Scaling back note automation
I recently read the bullet journal book. I think it is an uneven book, but the method is solid. The author emphasises using a pen and paper as it helps to form memories, and it matches both studies and my personal experience.
At the same time I have been rolling back some of the automation aids I had for my notes. In particular I had a zettelkasten style directory generation that would emulate the tree hierarchy by checking links and dates.
The problem was that I wasn’t using the generated index at all. It helped to get the last few topics if I missed context, but not to find old notes.
I was using search as a crutch, which is also an impediment to learn the paths to get to the notes or the notes themselves.
So some time ago I started to use a manual index similar to Luhmann’s method as described in How to Take Smart Notes, and use the daily notes as an index similar to the bullet journal.
I think the ownership of the index is the important part. The path to remember how to get to a note. Even the automated timestamp is too hard to use.

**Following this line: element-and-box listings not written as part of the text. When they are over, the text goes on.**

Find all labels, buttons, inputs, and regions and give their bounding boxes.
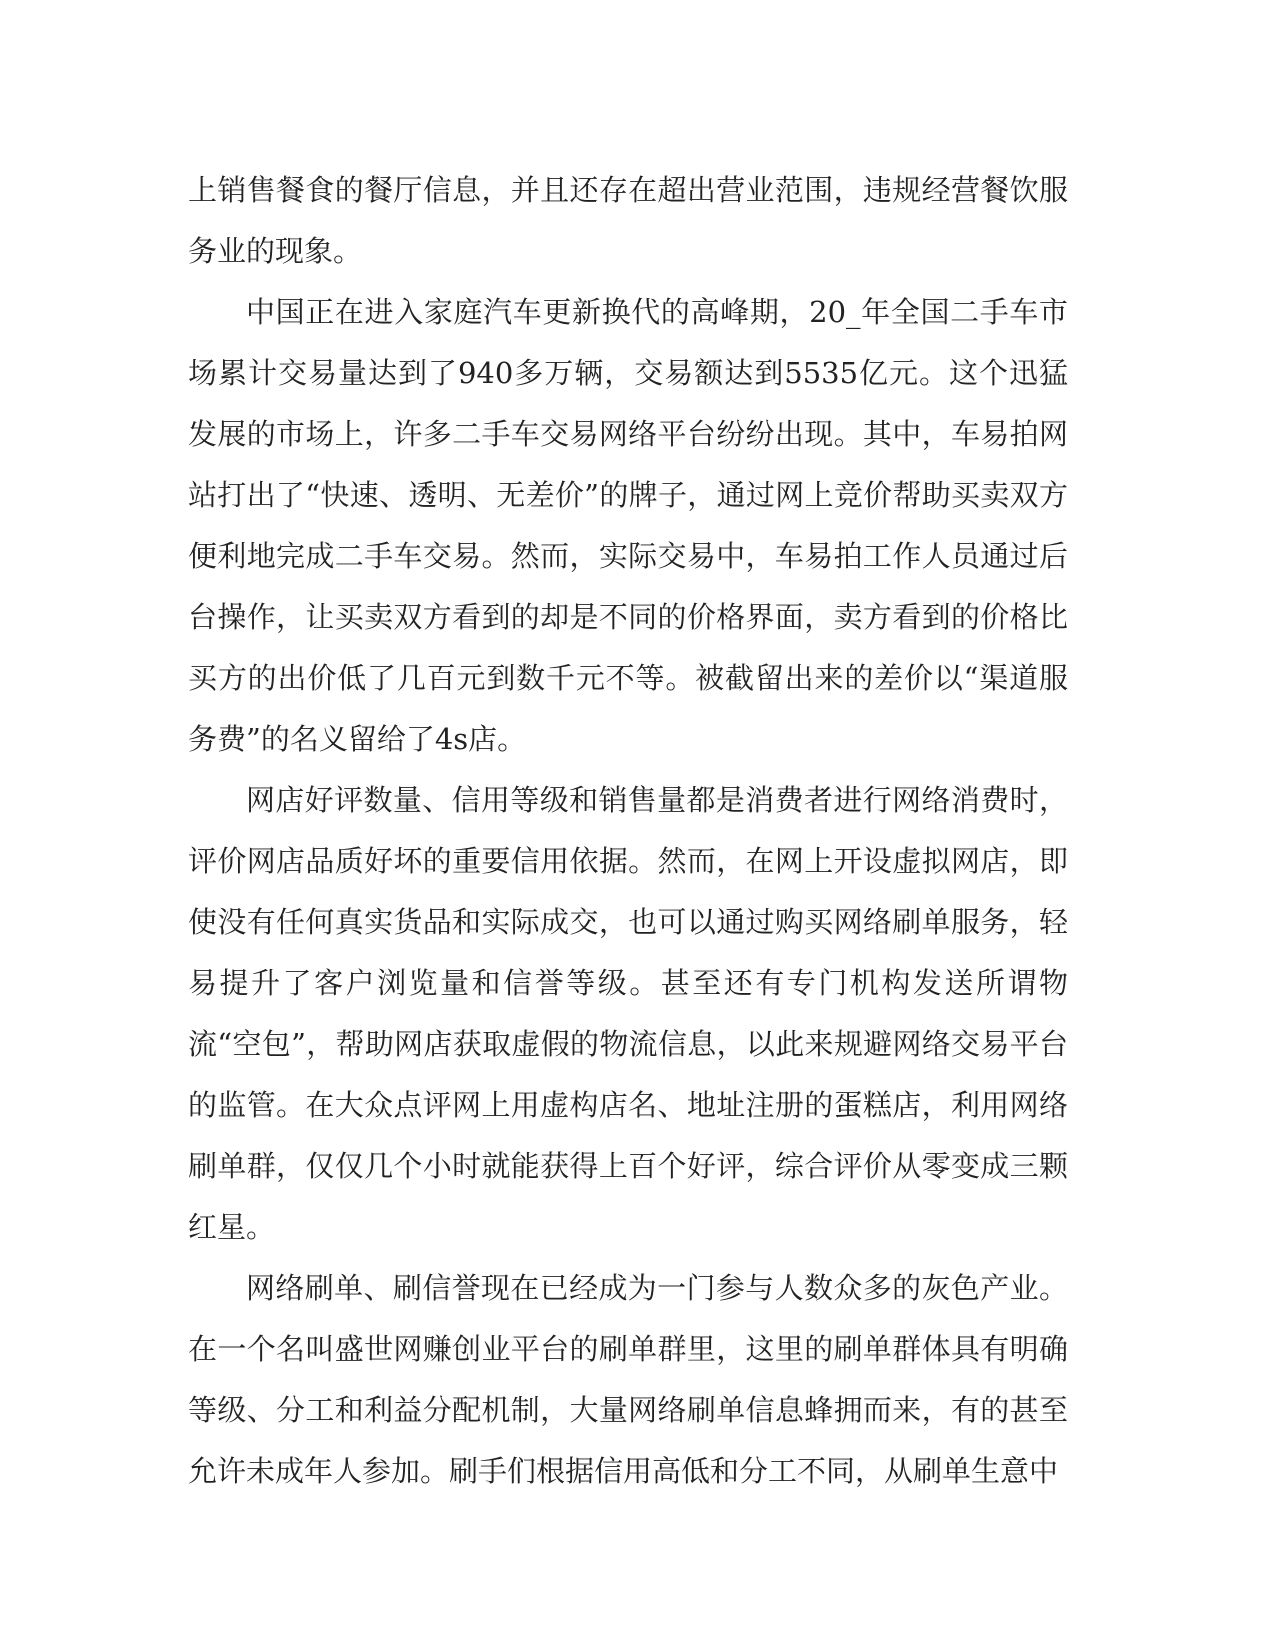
body-text bbox=[188, 160, 1068, 1502]
paragraph-3: 网店好评数量、信用等级和销售量都是消费者进行网络消费时，评价网店品质好坏的重要信用依据。然而，在网上开设虚拟网店，即使没有任何真实货品和实际成交，也可以通过购买网络刷单服务，轻易提升了客户浏览量和信誉等级。甚至还有专门机构发送所谓物流“空包”，帮助网店获取虚假的物流信息，以此来规避网络交易平台的监管。在大众点评网上用虚构店名、地址注册的蛋糕店，利用网络刷单群，仅仅几个小时就能获得上百个好评，综合评价从零变成三颗红星。 bbox=[188, 783, 1068, 1244]
paragraph-1: 上销售餐食的餐厅信息，并且还存在超出营业范围，违规经营餐饮服务业的现象。 bbox=[188, 173, 1068, 268]
paragraph-4: 网络刷单、刷信誉现在已经成为一门参与人数众多的灰色产业。在一个名叫盛世网赚创业平台的刷单群里，这里的刷单群体具有明确等级、分工和利益分配机制，大量网络刷单信息蜂拥而来，有的甚至允许未成年人参加。刷手们根据信用高低和分工不同，从刷单生意中 bbox=[188, 1271, 1068, 1488]
paragraph-2: 中国正在进入家庭汽车更新换代的高峰期，20_年全国二手车市场累计交易量达到了940多万辆，交易额达到5535亿元。这个迅猛发展的市场上，许多二手车交易网络平台纷纷出现。其中，车易拍网站打出了“快速、透明、无差价”的牌子，通过网上竞价帮助买卖双方便利地完成二手车交易。然而，实际交易中，车易拍工作人员通过后台操作，让买卖双方看到的却是不同的价格界面，卖方看到的价格比买方的出价低了几百元到数千元不等。被截留出来的差价以“渠道服务费”的名义留给了4s店。 bbox=[188, 295, 1068, 756]
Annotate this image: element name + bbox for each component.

While this change has been an improvement in my overall system, it also made me realised how many iterations of my notes I have done. And the big gap in them caused by relying on google search, or email search, or task search.
In all of these cases I gave up on my ownership of the index, even for my own files. Which in my experience is the starting point of getting distracted. Literally the ownership of that entry point.
AI Art
Why would anyone use LLMs for personal notes? The goal is to remember, to sharpen thought. I can understand its use when it is to write for others though (just about).
Recently I read https://theoatmeal.com/comics/ai_art by Matthew Inman. It is good and also raises an interesting idea. It seems that there is a distinction between what is meaningful to each of us and deserves our attention versus what we think as chores.
The argument being that it can be acceptable to use LLMs for chores.
I agree with this line of thought: In an ideal world I would rather create a network of people that exchange valuable things that other think of as chores.
With LLMs we are automating them away destroying the network itself, but maybe opening new networks by changing what is chore and isn’t and making us more efficient.
Like modern industrial farming.
While also increasing the extent the structures of power, which is a net negative.
Art is more than art
Inman’s cartoon includes the idea that the purpose of his art is to communicate an emotion, and that the LLM takes that emotion away.
I do not know if the more narrow definition of art as a creation aside usefulness would consider his comics more than art.
Certainly note indexes are not for external consumption, although they do evoke an emotion. The clarity of ownership of the path of the ideas, the retelling of the memories, the classification imposed by our sense making of the world.
The active choice of what is ours vs what is not.
We could have a copy of our thoughts recorded and classified by a machine. An entity separate of us, animated by a external power that decides its actions.
Or simply keep the index, notes, work, skill as part of ourselves.